TALK & WELCOME PARTY: "Savage Perils: Racial Frontiers and Nuclear Apocalypse in American Culture," by Professor Patrick Sharp (Liberal Studies, Cal State Los Angeles)
Thursday, April 26, 2007, 2:00-3:30PM, South Hall 2617

Patrick Sharp is currently Associate Professor and Associate Chair of Liberal Studies at Cal State, Los Angeles. Professor Sharp will offer a reading from his book, SAVAGE PERILS: RACIAL FRONTIERS AND NUCLEAR APOCALYPSE IN AMERICAN CULTURE, which explores the influence of Darwinism, frontier nostalgia, and literary modernism on nuclear weaponry.
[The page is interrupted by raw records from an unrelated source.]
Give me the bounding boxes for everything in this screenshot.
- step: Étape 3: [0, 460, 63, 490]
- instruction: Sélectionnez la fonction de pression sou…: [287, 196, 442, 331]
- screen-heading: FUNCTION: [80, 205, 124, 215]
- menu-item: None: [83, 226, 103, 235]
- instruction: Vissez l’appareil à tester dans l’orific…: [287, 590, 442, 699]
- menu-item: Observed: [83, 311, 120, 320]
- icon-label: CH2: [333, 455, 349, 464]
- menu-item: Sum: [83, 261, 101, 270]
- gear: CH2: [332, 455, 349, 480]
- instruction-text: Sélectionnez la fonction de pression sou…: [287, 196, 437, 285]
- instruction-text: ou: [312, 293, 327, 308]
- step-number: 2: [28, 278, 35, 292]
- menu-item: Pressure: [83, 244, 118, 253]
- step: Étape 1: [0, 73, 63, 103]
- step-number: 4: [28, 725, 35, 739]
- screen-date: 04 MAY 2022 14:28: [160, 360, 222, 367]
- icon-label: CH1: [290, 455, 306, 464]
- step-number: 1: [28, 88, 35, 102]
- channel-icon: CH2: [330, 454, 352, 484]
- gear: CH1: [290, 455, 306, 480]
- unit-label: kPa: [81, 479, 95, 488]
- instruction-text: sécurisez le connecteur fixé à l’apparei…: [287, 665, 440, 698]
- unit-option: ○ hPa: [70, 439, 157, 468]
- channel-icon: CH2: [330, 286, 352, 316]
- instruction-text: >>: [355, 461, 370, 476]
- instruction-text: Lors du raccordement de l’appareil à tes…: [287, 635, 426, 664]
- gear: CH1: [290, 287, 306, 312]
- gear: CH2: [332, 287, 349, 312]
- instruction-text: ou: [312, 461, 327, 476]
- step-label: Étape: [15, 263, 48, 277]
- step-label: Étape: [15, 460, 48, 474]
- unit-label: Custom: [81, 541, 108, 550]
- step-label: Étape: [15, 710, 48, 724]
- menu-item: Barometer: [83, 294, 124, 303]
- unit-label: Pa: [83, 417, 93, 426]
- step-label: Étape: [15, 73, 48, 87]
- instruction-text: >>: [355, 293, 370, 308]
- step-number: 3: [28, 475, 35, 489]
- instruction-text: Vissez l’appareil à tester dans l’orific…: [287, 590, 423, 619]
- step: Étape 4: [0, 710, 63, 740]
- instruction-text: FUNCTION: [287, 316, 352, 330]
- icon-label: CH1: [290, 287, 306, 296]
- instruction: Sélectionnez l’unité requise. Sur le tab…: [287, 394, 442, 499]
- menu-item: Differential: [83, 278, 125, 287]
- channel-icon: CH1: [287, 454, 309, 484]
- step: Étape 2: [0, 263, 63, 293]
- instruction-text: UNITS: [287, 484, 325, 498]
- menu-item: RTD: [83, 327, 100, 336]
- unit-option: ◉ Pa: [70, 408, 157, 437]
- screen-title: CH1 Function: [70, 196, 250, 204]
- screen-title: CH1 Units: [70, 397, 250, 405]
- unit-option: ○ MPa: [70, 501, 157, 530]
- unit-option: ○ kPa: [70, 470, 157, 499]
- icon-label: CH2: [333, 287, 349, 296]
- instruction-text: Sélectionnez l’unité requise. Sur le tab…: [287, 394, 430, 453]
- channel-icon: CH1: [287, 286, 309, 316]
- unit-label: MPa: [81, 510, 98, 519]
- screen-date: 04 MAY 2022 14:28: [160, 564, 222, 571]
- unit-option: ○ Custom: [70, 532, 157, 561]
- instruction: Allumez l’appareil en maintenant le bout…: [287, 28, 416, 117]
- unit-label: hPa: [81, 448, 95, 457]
Taking into account such factors as anthropological race theory and Asian immigration, Professor Sharp charts the origins of a worldview that continues to shape our culture and politics.

After Professor Sharp's reading, join us for wine, cheese, and conversation at our ACGCC fall welcome party.

 

CONFERENCE: Intimate Labors
An Interdisciplinary Conference on Domestic, Care, Sex Work
October 4-6, Centennial House, UCSB

Keynote Speakers (in McCune Room, 6020 HSSB):

"From Patient Advocate to Social Advocate: The Work of Nursing," Rose Ann DeMoro, California Nurses Association. October 4th, 7 p.m.

"Caring Everywhere," Viviana A. Zelizer. October 5th, 10 a.m.

Intimate labor is work that entails bodily or emotional closeness or personal familiarity, such as sexual intercourse and washing genitalia, or intimate observation and knowledge of personal information, such as childcare or housekeeping. It exists along a continuum of service and caring labor, from high end nursing and low end housekeeping, and includes sex, domestic, and personal care work. Against a scholarship that considers nurses, nannies, home aides, cleaners, prostitutes, masseuses, therapists, and hostesses apart from each other, this conference seeks to explore intimate labor as a useful category of analysis to understand gender, racial, class, and other power relations as well as look at current economic transformations.

Presented by the Center for Research on Women and Social Justice, Women's Studies Program, University of California, Santa Barbara. Organized by Professor Eileen Boris, Women's Studies, University of California, Santa Barbara
and Professor Rhacel Parreñas, Asian American Studies, University of California, Davis. Sponsored by the University of California Labor and Employment Research Fund; University of California Humanities and Research Institute; University of California, Santa Barbara: College of Letters and Science, Division of Social Sciences, Hull Chair in Women's Studies, Women's Center, Center for the Study of Work, Labor, and Democracy, the Interdisciplinary Humanities Center; College of Humanities, Arts, and Culture Studies at the University of California, Davis.